Pra citar momentos, as universidades americanas tem a cultura de Clubs muito forte. Tinha de tudo, do xadrez ao ukulele. E claro, tinha o Club International no qual tive o prazer de ser o presidente por um período e poder desenvolver iniciativas que promovessem uma cultura empática com alunos estrangeiros. Teve uma ação que envolvia arrecadar fundos para um hospital de crianças com câncer. Para isso os clubs formavam grupos em que ficavam 24h acordados fazendo vários desafios e arrecadando doações. O ato de você ter que atuar em conjunto com diferentes amigos dos mais diversos países por um objetivo em comum e importante era revigorante. Talvez se traduzindo no que no inglês se entende por Serendipity.

Aqui, Rafael na ação social promovida pelo club internacional com amigos de diferentes países

Que dicas daria para quem pensa em fazer um intercâmbio similar ao seu?
Vá. Com medo ou sem medo, só vá. Evite os “e se…”. A gente se auto sabota em tudo e acaba procurando “o momento certo”, ou “quando eu juntar mais grana”, ou “quando eu falar melhor inglês” e por aí vai.

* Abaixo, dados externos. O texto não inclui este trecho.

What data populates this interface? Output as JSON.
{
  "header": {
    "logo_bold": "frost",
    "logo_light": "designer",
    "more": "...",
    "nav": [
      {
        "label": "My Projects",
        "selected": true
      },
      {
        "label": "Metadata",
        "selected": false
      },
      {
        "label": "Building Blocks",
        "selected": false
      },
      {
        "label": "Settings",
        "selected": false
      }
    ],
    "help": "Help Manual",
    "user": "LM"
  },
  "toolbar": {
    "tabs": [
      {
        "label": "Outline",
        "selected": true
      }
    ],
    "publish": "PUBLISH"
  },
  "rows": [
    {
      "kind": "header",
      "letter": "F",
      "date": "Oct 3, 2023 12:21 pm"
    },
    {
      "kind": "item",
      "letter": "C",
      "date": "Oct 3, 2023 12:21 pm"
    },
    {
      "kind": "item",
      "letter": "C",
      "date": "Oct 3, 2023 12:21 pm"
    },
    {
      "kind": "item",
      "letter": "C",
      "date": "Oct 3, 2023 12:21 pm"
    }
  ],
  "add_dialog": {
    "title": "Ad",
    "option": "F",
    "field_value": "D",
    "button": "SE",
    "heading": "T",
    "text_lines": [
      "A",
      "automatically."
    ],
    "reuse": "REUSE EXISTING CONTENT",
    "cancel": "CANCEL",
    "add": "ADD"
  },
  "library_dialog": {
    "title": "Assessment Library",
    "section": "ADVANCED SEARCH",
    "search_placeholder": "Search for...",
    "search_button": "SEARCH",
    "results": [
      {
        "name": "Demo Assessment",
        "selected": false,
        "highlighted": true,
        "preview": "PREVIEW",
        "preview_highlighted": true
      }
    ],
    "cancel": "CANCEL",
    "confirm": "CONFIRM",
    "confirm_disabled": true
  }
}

A principal dica é sempre dar o primeiro passo. O primeiro passo em ir; primeiro passo em falar sem medo de dizer algo errado; primeiro passo pra perguntar sobre o motivo de agirem assim porque no seu país é diferente; o primeiro passo de abrir a mente e estar disposto a enxergar o mundo sob outra perspectiva.

Você passaria por essa experiência novamente? Ou faria outro intercâmbio?
Sem sombra de dúvidas. Até hoje acompanho muitos blogs e venho estudando outros formatos de intercâmbio.

Se você fosse dar uma dica para você mesma quando decidiu fazer o intercâmbio, qual seria?
Aproveite mais cada momento que teve oportunidade de conversar com alguém, de entender e conhecer mais sobre ele. Esses momentos são enriquecedores e são neles que que você carrega aprendizados pra vida.

Mais alguma informação sobre que gostaria de acrescentar?
Acho que já falei de mais hahaha. Vou deixar a curiosidade no ar para mais informações.

“Dos pequenos momentos de vivenciar a cultura americana. Halloween é algo realmente sério pra eles”.

E aí, ficou curiosx? Quer mais informações do Rafael? Entre em contato com a gente! E vale ressaltar que existem várias instituições brasileiras com convênios com universidades no exterior que possibilitam a Graduação Sanduíche. Super legal, né?

Rafael, muito obrigada por participar da nossa #serieintercambio e compartilhar com a gente sua experiência nos Estados Unidos. De coração, gratidão!